Hey, it seems like OpenEMS uses a custom patched Java-Websocket dependency.
We’ve observed an error regarding the websocket in an older OpenEMS version we’re still using. We pinpointed it to the Java-Websocket dependency. Looking into the latest backend code, we see, that it does not use the maven dependency anymore, but a custom jar in the wrapper package.
Seems like inside of this jar, at least the org.java_websocket.WebSocketImpl was changed, such that the flushandclosestate is volatile. So far I’ve not diff’ed it further.
And the volatile keyword is not changeable via reflection. @stefan.feilmeier can you confirm, that the volatile is also part of that change and should be part of the PR in the Java-Websocket repo?

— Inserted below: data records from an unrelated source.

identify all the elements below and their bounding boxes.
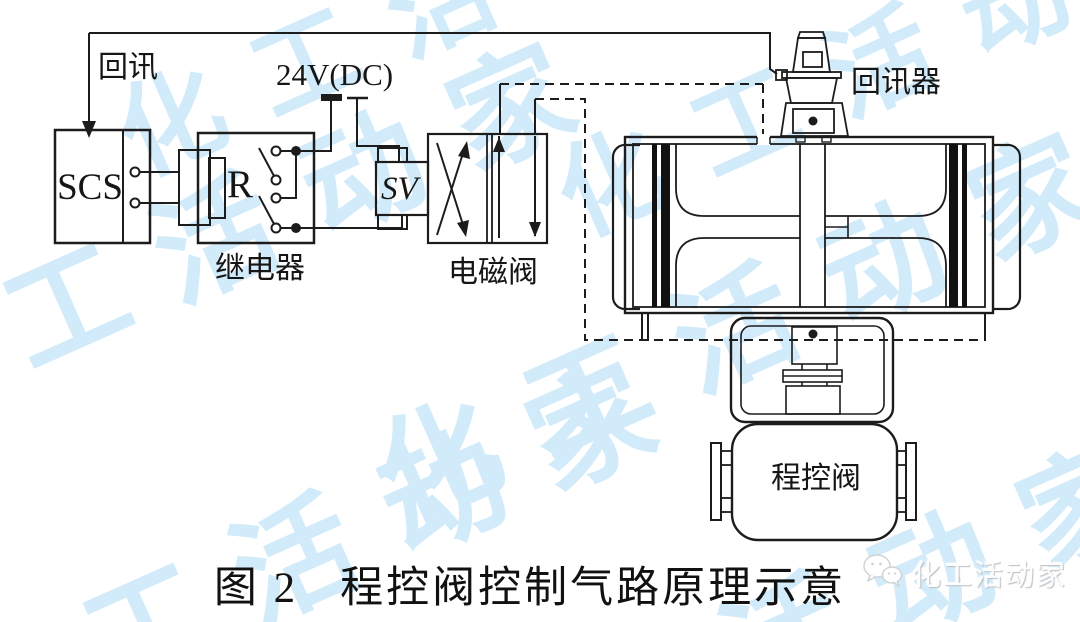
valve-bracket (729, 316, 895, 424)
figure-caption: 图 2 程控阀控制气路原理示意 (0, 553, 1060, 615)
relay-box (178, 101, 403, 245)
branding-name: 化工活动家 (912, 560, 1068, 592)
feedback-wire (82, 32, 778, 138)
solenoid-valve-symbol (426, 132, 549, 245)
branding: 化工活动家 (862, 552, 1067, 594)
wechat-bubbles-icon (862, 553, 904, 594)
control-valve-body (710, 422, 917, 542)
solenoid-coil-label: SV (381, 171, 418, 207)
solenoid-valve-label: 电磁阀 (448, 256, 538, 289)
feedback-device (775, 31, 850, 143)
feedback-signal-label: 回讯 (98, 51, 158, 84)
scs-label: SCS (57, 167, 123, 208)
power-supply-label: 24V(DC) (276, 57, 394, 92)
figure-title: 程控阀控制气路原理示意 (340, 565, 847, 612)
actuator-body (611, 134, 1022, 315)
scs-box (53, 128, 179, 245)
power-supply-symbol (321, 94, 400, 162)
control-valve-label: 程控阀 (771, 462, 861, 495)
air-tubing (499, 83, 986, 341)
feedback-device-label: 回讯器 (851, 66, 941, 99)
relay-coil-label: R (227, 163, 254, 206)
figure-number: 图 2 (213, 565, 299, 612)
relay-label: 继电器 (215, 252, 305, 285)
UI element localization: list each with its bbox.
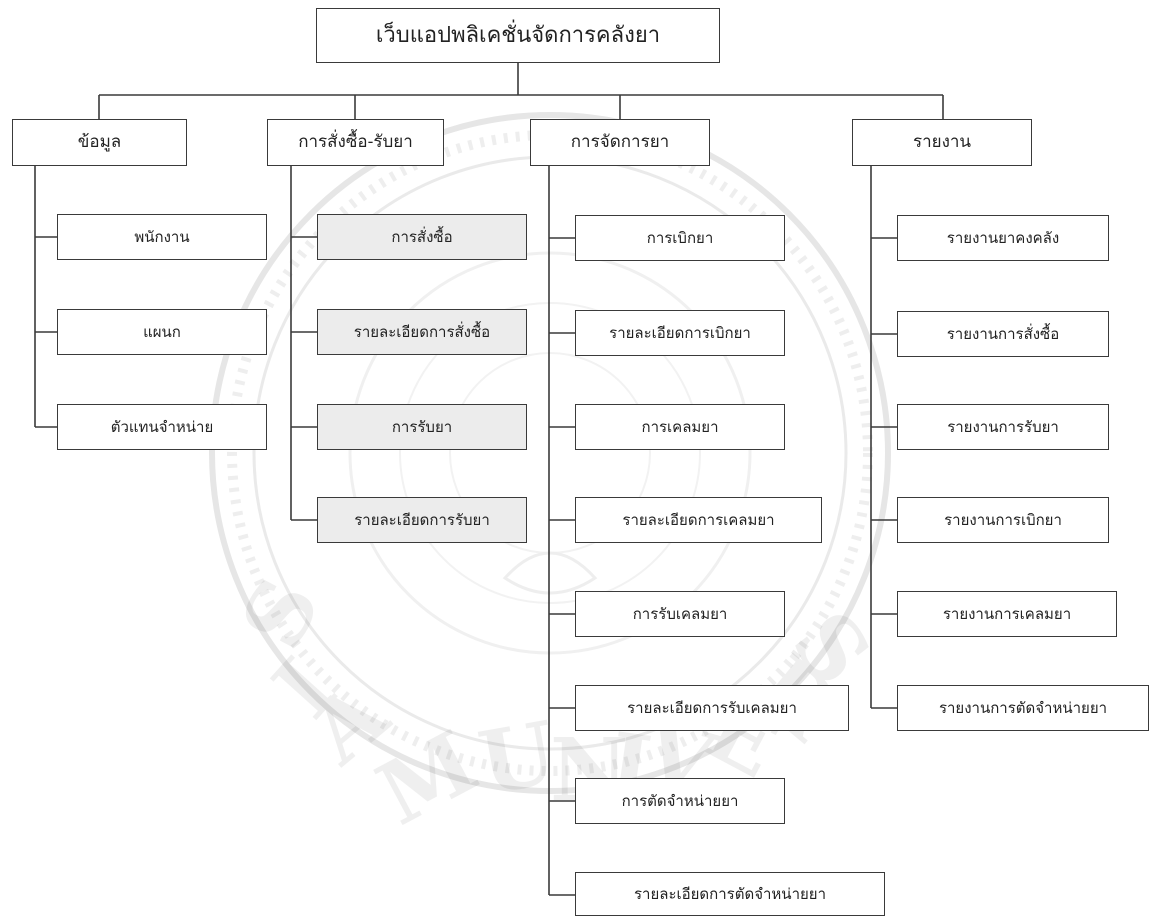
child-node-write-off: การตัดจำหน่ายยา [575, 778, 785, 824]
child-node-report-claim: รายงานการเคลมยา [897, 591, 1117, 637]
child-node-department: แผนก [57, 309, 267, 355]
child-node-report-withdraw: รายงานการเบิกยา [897, 497, 1109, 543]
root-node-title: เว็บแอปพลิเคชั่นจัดการคลังยา [316, 8, 720, 63]
seal-rings [209, 112, 891, 794]
university-seal-watermark [205, 108, 895, 798]
child-node-report-write-off: รายงานการตัดจำหน่ายยา [897, 685, 1149, 731]
child-node-purchase: การสั่งซื้อ [317, 214, 527, 260]
child-node-receive-claim-detail: รายละเอียดการรับเคลมยา [575, 685, 849, 731]
child-node-receive: การรับยา [317, 404, 527, 450]
child-node-write-off-detail: รายละเอียดการตัดจำหน่ายยา [575, 872, 885, 916]
child-node-purchase-detail: รายละเอียดการสั่งซื้อ [317, 309, 527, 355]
child-node-claim: การเคลมยา [575, 404, 785, 450]
child-node-withdraw-detail: รายละเอียดการเบิกยา [575, 310, 785, 356]
child-node-employee: พนักงาน [57, 214, 267, 260]
child-node-claim-detail: รายละเอียดการเคลมยา [575, 497, 822, 543]
category-node-purchase-receive: การสั่งซื้อ-รับยา [267, 119, 444, 166]
child-node-report-receive: รายงานการรับยา [897, 404, 1109, 450]
category-node-drug-management: การจัดการยา [530, 119, 710, 166]
category-node-data: ข้อมูล [12, 119, 187, 166]
category-node-reports: รายงาน [852, 119, 1032, 166]
child-node-report-purchase: รายงานการสั่งซื้อ [897, 311, 1109, 357]
child-node-withdraw: การเบิกยา [575, 215, 785, 261]
child-node-report-stock: รายงานยาคงคลัง [897, 215, 1109, 261]
child-node-receive-detail: รายละเอียดการรับยา [317, 497, 527, 543]
child-node-receive-claim: การรับเคลมยา [575, 591, 785, 637]
child-node-distributor: ตัวแทนจำหน่าย [57, 404, 267, 450]
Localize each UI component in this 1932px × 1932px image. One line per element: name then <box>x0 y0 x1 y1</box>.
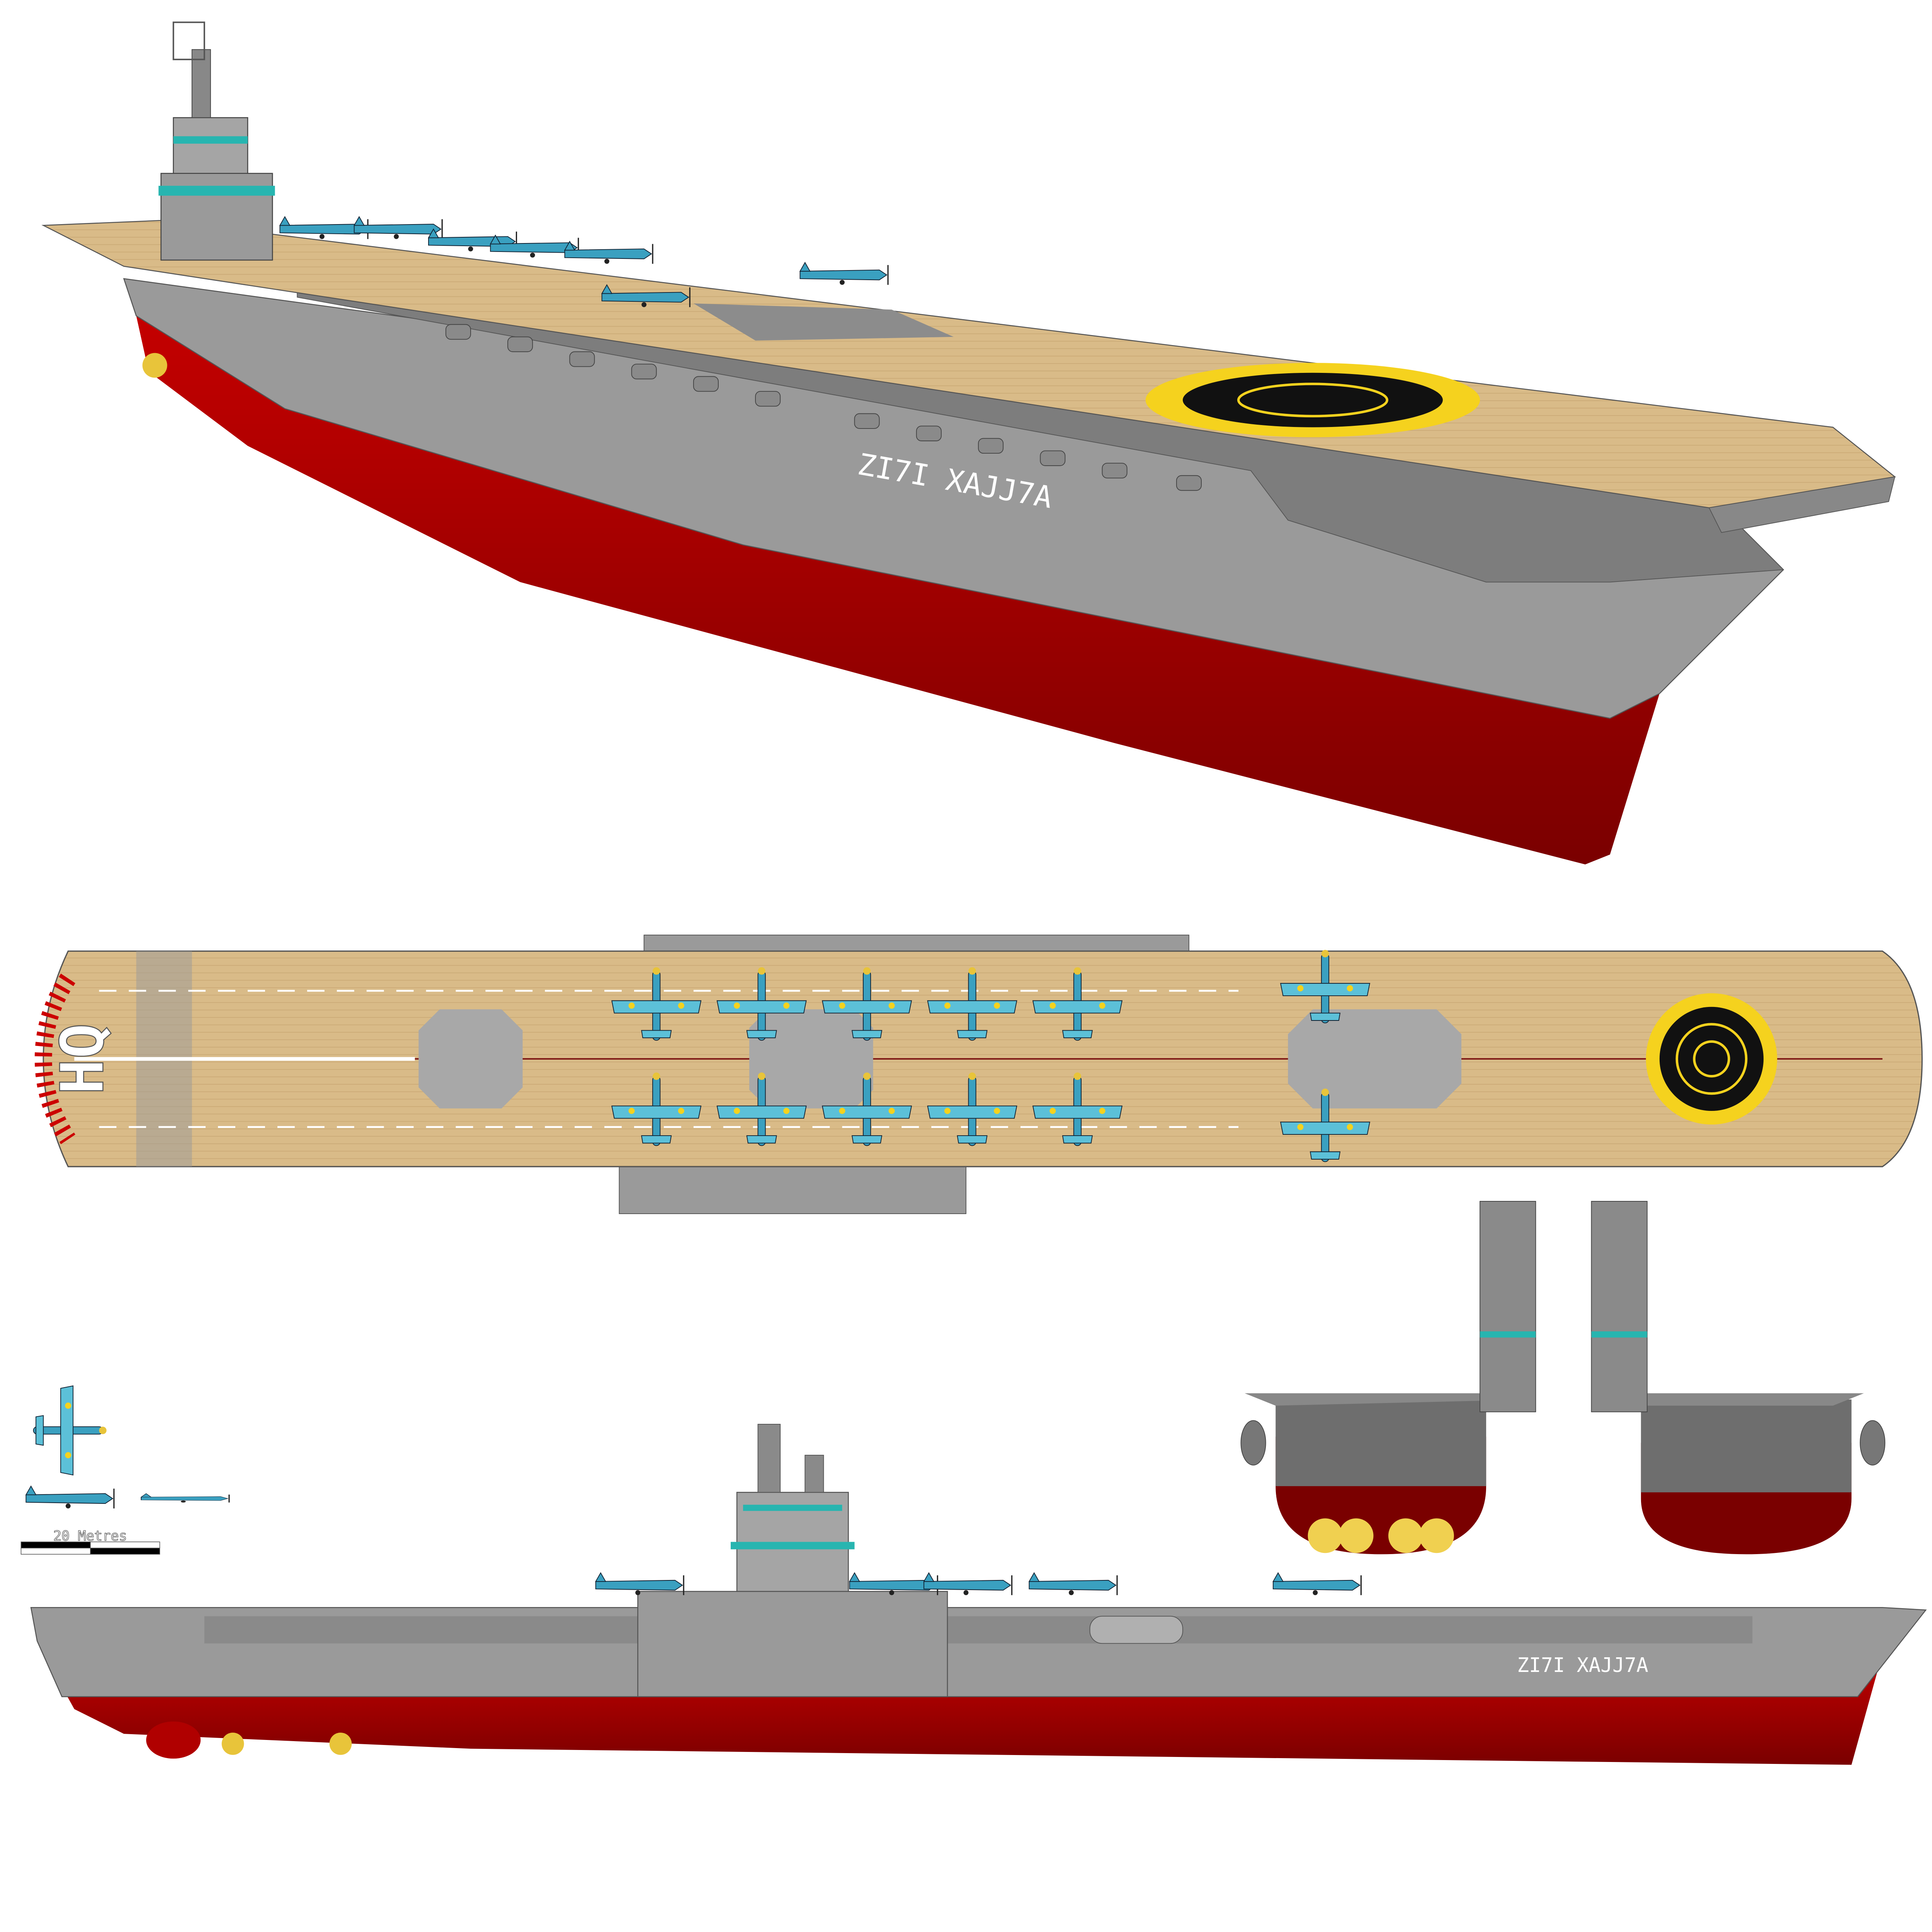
profile-boat <box>1089 1616 1183 1644</box>
bow-view <box>1240 1201 1536 1554</box>
profile-propeller <box>221 1732 244 1755</box>
stern-view <box>1591 1201 1886 1554</box>
perspective-propeller <box>142 353 167 378</box>
aircraft-plan <box>32 1385 107 1476</box>
profile-hull-marking: ZI7I XAJJ7A <box>1517 1654 1648 1677</box>
aircraft-reference <box>25 1385 230 1509</box>
profile-bridge-windows <box>731 1542 855 1549</box>
plan-elevator-fwd <box>1288 1009 1462 1109</box>
profile-funnel <box>804 1455 824 1493</box>
profile-upper-windows <box>743 1505 842 1511</box>
plan-view: HQ <box>34 934 1923 1214</box>
perspective-hull-red <box>136 316 1660 865</box>
aircraft <box>799 262 889 286</box>
perspective-deck-emblem <box>1145 363 1480 437</box>
perspective-elevator <box>693 303 954 341</box>
perspective-deck-edge <box>1708 476 1896 533</box>
plan-sponson-bottom <box>619 1163 966 1214</box>
perspective-view: ZI7I XAJJ7A <box>41 21 1896 865</box>
aircraft-front <box>140 1493 230 1503</box>
profile-island-base <box>637 1591 948 1697</box>
plan-elevator-aft <box>418 1009 523 1109</box>
perspective-island <box>158 21 275 261</box>
profile-mast <box>757 1423 781 1493</box>
profile-bulb <box>146 1721 201 1759</box>
aircraft-profile <box>25 1485 115 1509</box>
warship-illustration-sheet: ZI7I XAJJ7A HQ <box>20 21 1927 1765</box>
illustration-canvas: ZI7I XAJJ7A HQ <box>20 21 1927 1765</box>
aircraft <box>1272 1572 1362 1596</box>
scale-bar: 20 Metres <box>20 1528 160 1555</box>
plan-deck-emblem <box>1646 993 1777 1125</box>
scale-bar-label: 20 Metres <box>53 1528 127 1544</box>
profile-hangar-band <box>204 1616 1753 1644</box>
plan-deck-code: HQ <box>48 1023 117 1095</box>
plan-elevator-mid <box>749 1009 873 1109</box>
profile-view: ZI7I XAJJ7A <box>30 1423 1927 1765</box>
profile-propeller <box>329 1732 352 1755</box>
aircraft <box>1028 1572 1118 1596</box>
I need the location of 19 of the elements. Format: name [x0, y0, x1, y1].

I’ve also spend one day together with Kiro and tried to reproduce the connection issue in a test - I’ve tried a test within Java-Websocket directly and wasn’t able to achieve that. Even with direct thread manipulation it was not possible - but since OpenEMS swallows most of the exception (catches it and does not log it) in such case, I’ve added more logging in our backend for now and wait until it occurs again - hoping to see a bit more details for that kind of error.
We have seen in the past problems during reconnection, which were very hard to reproduce. One of our colleages at FENECON was now able to identify a deadlock in the underlying C code in Java NIO, that can happen if the connection drops while data is currently being sent. Similar to this:
We are currently testing a fix internally and I am pointing our devs to this thread.